Measuring emotions in news and social media coverage is essential when investigating trends and differing perceptions of various stakeholder groups. webLyzard detects emotions with affective computing algorithms that classify and sort search results along multiple emotional dimensions such as Joy, Trust, Anger and Fear. Through color coding, these dimensions can be used to enrich visualizations such as tag clouds and geographic maps.

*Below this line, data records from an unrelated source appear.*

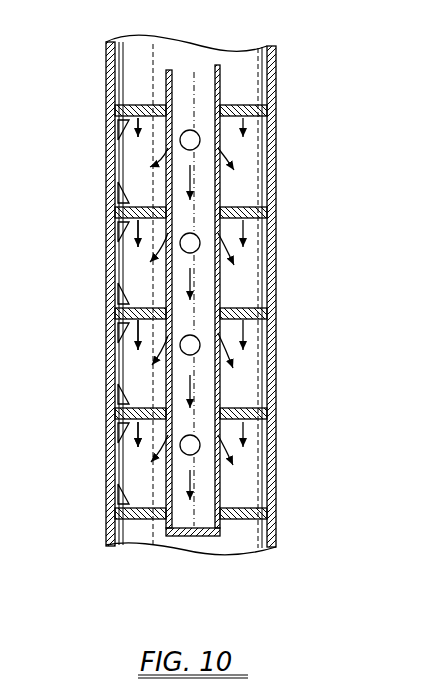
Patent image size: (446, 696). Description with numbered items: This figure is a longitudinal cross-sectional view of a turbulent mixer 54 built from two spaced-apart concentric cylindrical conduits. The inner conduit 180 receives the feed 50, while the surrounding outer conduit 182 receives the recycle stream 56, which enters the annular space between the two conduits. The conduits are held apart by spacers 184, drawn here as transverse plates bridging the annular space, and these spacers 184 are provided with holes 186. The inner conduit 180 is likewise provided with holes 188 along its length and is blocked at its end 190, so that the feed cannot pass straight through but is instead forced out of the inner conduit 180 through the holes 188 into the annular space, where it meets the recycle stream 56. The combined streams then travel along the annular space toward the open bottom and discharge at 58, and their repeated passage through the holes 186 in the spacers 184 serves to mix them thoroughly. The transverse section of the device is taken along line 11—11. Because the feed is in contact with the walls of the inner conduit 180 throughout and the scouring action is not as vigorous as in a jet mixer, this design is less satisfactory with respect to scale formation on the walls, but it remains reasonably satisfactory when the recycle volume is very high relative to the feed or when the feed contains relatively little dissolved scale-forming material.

The feed 50 is at (190, 86).
The mixer 54 is at (278, 298).
The recycle stream 56 is at (138, 66).
The discharge 58 is at (138, 522).
The line 11— 11 is at (312, 144).
The inner conduit 180 is at (222, 283).
The outer conduit 182 is at (270, 352).
The spacers 184 is at (132, 287).
The holes 186 is at (133, 400).
The holes 188 is at (190, 455).
The end 190 is at (201, 537).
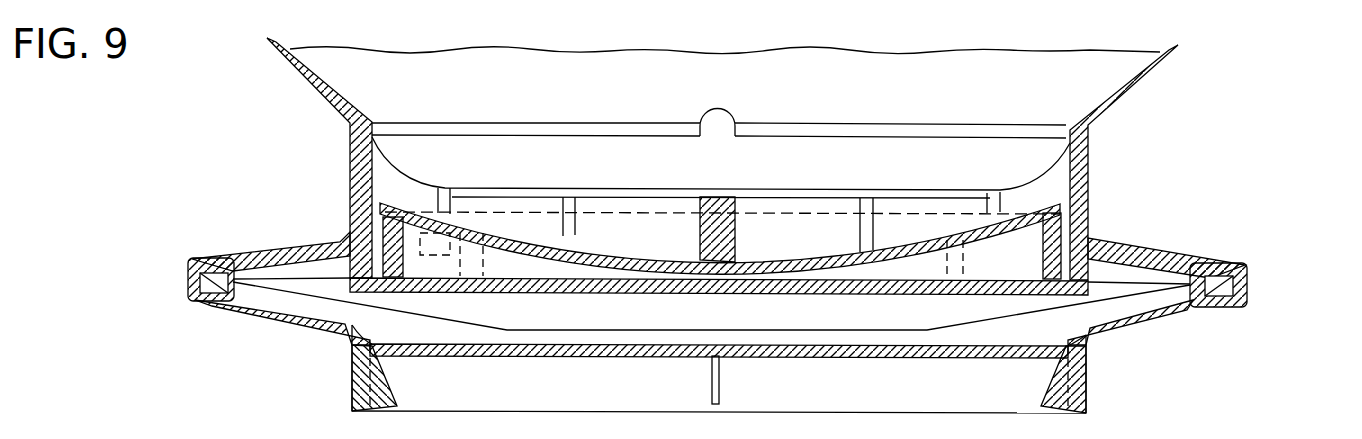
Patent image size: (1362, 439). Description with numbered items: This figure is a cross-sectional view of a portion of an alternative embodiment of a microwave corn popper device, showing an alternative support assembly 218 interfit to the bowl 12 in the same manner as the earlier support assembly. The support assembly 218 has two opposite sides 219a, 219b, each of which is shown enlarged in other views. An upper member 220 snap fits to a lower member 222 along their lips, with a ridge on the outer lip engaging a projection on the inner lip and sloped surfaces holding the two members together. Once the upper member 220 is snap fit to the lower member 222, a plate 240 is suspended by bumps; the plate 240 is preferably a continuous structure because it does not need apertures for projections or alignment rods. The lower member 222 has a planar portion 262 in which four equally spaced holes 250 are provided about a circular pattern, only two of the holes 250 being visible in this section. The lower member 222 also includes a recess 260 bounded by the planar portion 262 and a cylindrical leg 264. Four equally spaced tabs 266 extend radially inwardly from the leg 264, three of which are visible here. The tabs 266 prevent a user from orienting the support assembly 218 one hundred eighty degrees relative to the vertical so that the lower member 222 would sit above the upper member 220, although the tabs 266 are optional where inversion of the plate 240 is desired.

The bowl 12 is at (1143, 88).
The support assembly 218 is at (1118, 238).
The upper member 220 is at (1170, 253).
The side 219a is at (1247, 278).
The side 219b is at (190, 281).
The lower member 222 is at (1117, 323).
The planar portion 262 is at (593, 342).
The plate 240 is at (473, 327).
The holes 250 is at (457, 348).
The recess 260 is at (835, 401).
The cylindrical leg 264 is at (350, 392).
The tabs 266 is at (375, 409).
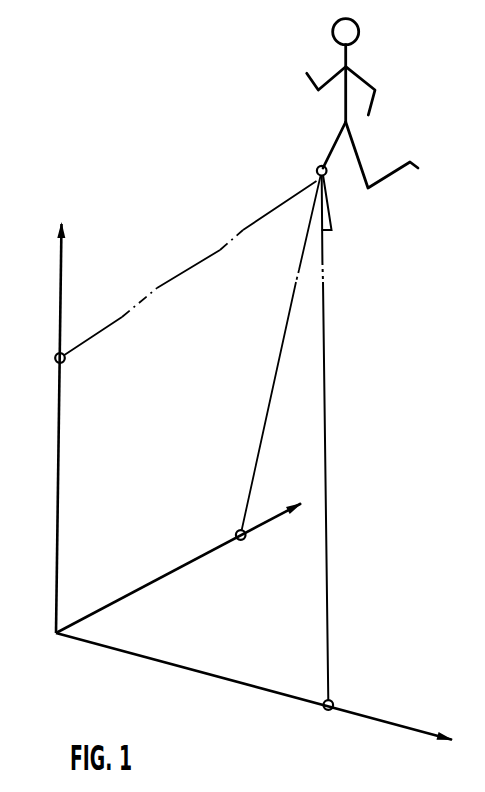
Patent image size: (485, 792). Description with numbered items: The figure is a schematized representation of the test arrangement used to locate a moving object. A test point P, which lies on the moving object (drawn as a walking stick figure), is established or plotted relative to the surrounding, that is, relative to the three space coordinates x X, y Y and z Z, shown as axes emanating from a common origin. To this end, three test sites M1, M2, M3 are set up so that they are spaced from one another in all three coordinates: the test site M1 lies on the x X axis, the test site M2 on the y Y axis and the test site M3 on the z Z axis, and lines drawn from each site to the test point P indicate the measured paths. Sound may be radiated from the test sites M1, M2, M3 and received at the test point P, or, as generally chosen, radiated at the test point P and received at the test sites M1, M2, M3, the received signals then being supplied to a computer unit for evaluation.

The test point P is at (317, 169).
The test site M1 is at (316, 456).
The test site M2 is at (276, 370).
The test site M3 is at (172, 274).
The space coordinate x X is at (254, 697).
The space coordinate y Y is at (179, 568).
The space coordinate z Z is at (66, 427).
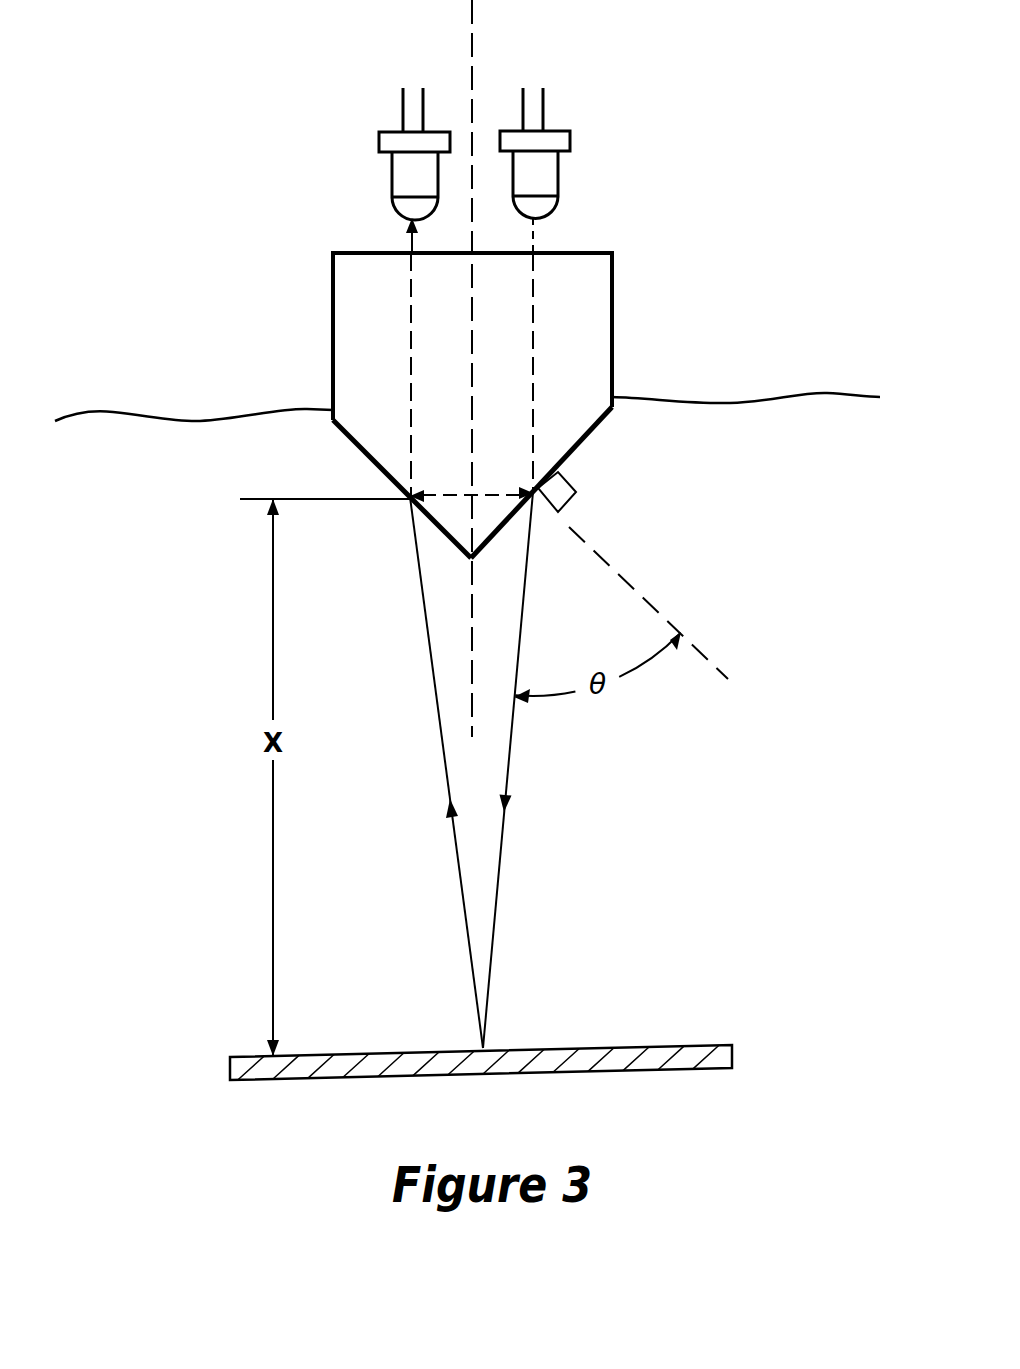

Affective models used for opinion mining differ in their goals and complexity. Sentiment analysis, for example, classifies content streams into positive and negative expressions. It uses sentiment lexicons in conjunction with artificial intelligence-based machine learning methods to determine the polarity of sentences and documents. More complex affective models tend to be based on the work of psychologists. They provide more fine-grained classifications into emotional categories. Many of these models also define sub-categories for a more nuanced representation that considers the intensity of the expressed emotion. The following figure compares two popular affective models that can guide the automated classification of human emotions, Robert Plutchik’s Wheel of Emotions and Erik Cambria’s Hourglass of Emotions.
Tailored Models for Data-Driven Communications
Even the most granular affective models combined with sophisticated machine learning approaches do not address the inherent problem that an organization’s strategic positioning goals will often deviate from existing affective models. Certain emotions such as “Joy” and “Trust” represent desirable associations for most brands. Specific communicative goals, however, are carefully formulated by communications managers and marketing professionals. They are typically not restricted to emotions, but can also include desired associations with concepts such “innovation” and “big data”. At the same time, it is equally important to detect undesired aspects of the coverage. Neither the desired nor the undesired aspects correspond to generic frameworks. They stem from the specific competitive position of an organization. The webLyzard Stakeholder Dialogue and Opinion Model (WYSDOM) takes this specific position into account by complementing emotion detection with a tailored success metric that is regularly updated in line with an organization’s evolving communication goals.
Emotion Detection Research Roadmap
Ongoing work in the research projects ReTV (Re-Inventing TV for the Digital Age) and EPOCH (Event Prediction from Hybrid Datasets) is currently extending the emotion detection component to support multiple affective models. The project experiment with different AI-based approaches to achieve maximum accuracy. Initial results of this work have been applied to the online coverage about the coronavirus pandemic in the form of a Corona Mood Barometer, which sheds light on the prevalent emotions in the public debate. The following screenshot shows how the categories of Plutchik’s Wheel of Emotion have been integrated into the Metadata Sidebar of the webLyzard dashboard.
- Susanto, Y., Livingstone, A.G., Ng, B.C. and Cambria, E. (2020). The Hourglass Model Revisited, IEEE Intelligent Systems, 35(5): Forthcoming.
- Scharl, A., Hubmann-Haidvogel, A., Jones, A., et al. (2016). Analyzing the Public Discourse on Works of Fiction – Automatic Emotion Detection in Online Media Coverage about HBO’s Game of Thrones, Information Processing & Management, 52(1): 129-138 [Best Paper Award – Honorable Mention].
- Plutchik, R. (2001). The Nature of Emotions, American Scientist, 89(4): 344-350.
Last major update with release 2020-06 (Sagebrush Lizard).